BANGKOK — When the young Thai woman saw an online ad seeking surrogate mothers, it seemed like a life-altering deal: $10,000 to help a foreign couple that wanted a child but couldn't conceive.
Wassana, a lifetime resident of the slums, viewed it as a nine-month solution to her family's debt. She didn't ask many questions.
In reality, there was no couple. There was instead a young man from Japan named Mitsutoki Shigeta, whom she met twice but who never spoke a word to her. This same man — reportedly the son of a Japanese billionaire — would go on to make surrogate babies with 10 other women in Thailand, police say, spending more than half a million dollars to father at least 16 children for reasons still unclear.
The mystery surrounding Shigeta has riveted Thailand and become the focal point of a growing scandal over commercial surrogacy. The industry that catered to foreigners has thrived on semi-secrecy, deception and legal loopholes, and Thailand's military government is vowing to shut it down.
Wassana's story, which she shared with The Associated Press on condition that her last name not be used to protect her family and 8-year-old son from embarrassment, offers clues into an extraordinarily complex puzzle that boils down to two questions: Who is Shigeta and why did he want so many babies?
Shigeta is being investigated for human trafficking and child exploitation, but Thai police say they haven't found evidence of either. The 24-year-old, now the focus of an Asia-wide investigation, has said through a lawyer that he simply wanted a big family.

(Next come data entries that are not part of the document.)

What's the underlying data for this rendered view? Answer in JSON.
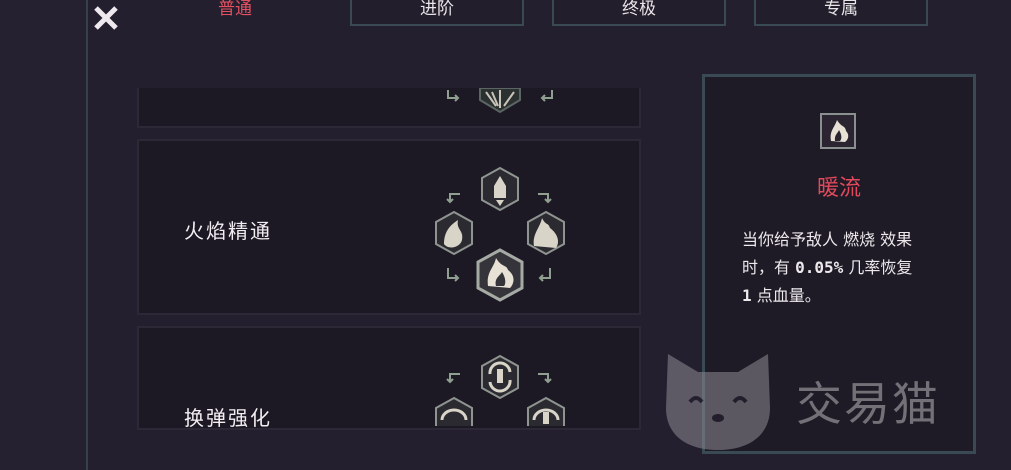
{
  "tabs": [
    {
      "label": "普通",
      "active": true
    },
    {
      "label": "进阶",
      "active": false
    },
    {
      "label": "终极",
      "active": false
    },
    {
      "label": "专属",
      "active": false
    }
  ],
  "skills": [
    {
      "label": ""
    },
    {
      "label": "火焰精通"
    },
    {
      "label": "换弹强化"
    }
  ],
  "detail": {
    "icon": "flame-icon",
    "title": "暖流",
    "line1": "当你给予敌人 燃烧 效果",
    "line2_a": "时，有 ",
    "line2_b": "0.05%",
    "line2_c": " 几率恢复",
    "line3_a": "1",
    "line3_b": " 点血量。"
  },
  "watermark": {
    "text": "交易猫"
  },
  "colors": {
    "accent": "#e04a5c",
    "border": "#3a4a55",
    "icon": "#d9d4c8"
  }
}
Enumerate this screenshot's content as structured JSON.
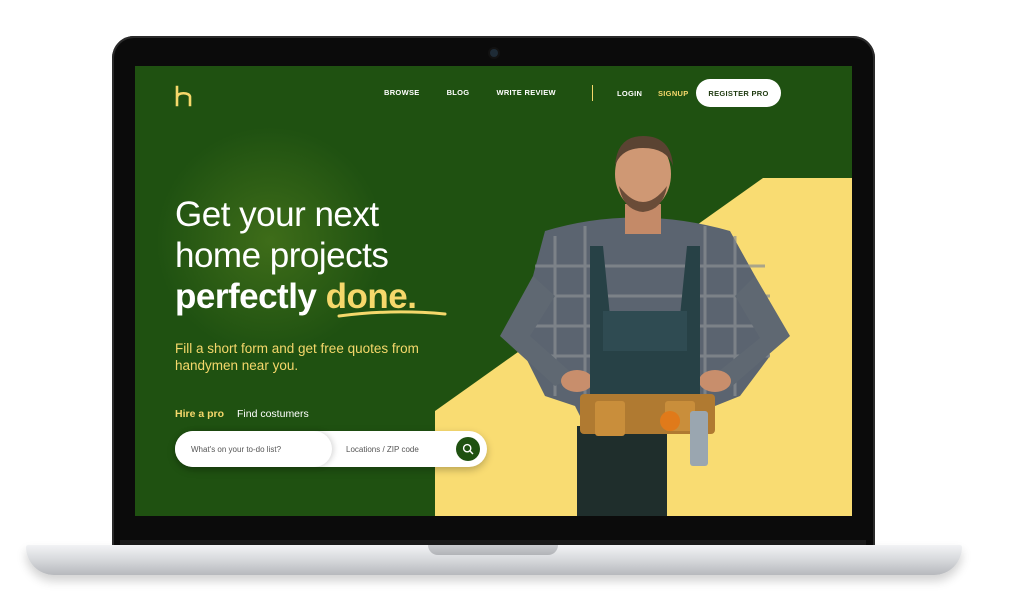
{
  "nav": {
    "links": [
      "BROWSE",
      "BLOG",
      "WRITE REVIEW"
    ],
    "login": "LOGIN",
    "signup": "SIGNUP",
    "register": "REGISTER PRO"
  },
  "hero": {
    "line1": "Get your next",
    "line2": "home projects",
    "line3_prefix": "perfectly ",
    "line3_accent": "done.",
    "subtitle": "Fill a short form and get free quotes from handymen near you."
  },
  "tabs": {
    "hire": "Hire a pro",
    "find": "Find costumers"
  },
  "search": {
    "todo_placeholder": "What's on your to-do list?",
    "location_placeholder": "Locations / ZIP code"
  },
  "colors": {
    "brand_green": "#1f5111",
    "accent_yellow": "#f5d86b"
  },
  "icons": {
    "logo": "h-logo-icon",
    "search": "search-icon"
  }
}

He has not been charged with any crime and is trying to get his children back — 12 are currently in Thailand being cared for by social services. His whereabouts are unknown; he left Bangkok after police raided his condominium Aug. 5 and discovered nine babies living with nine nannies. Police say he sent DNA samples from Japan that prove he is the babies' father.
Key to unraveling all of this are the women Shigeta paid to bear his children. And Wassana, whose account has been corroborated by police, was his first.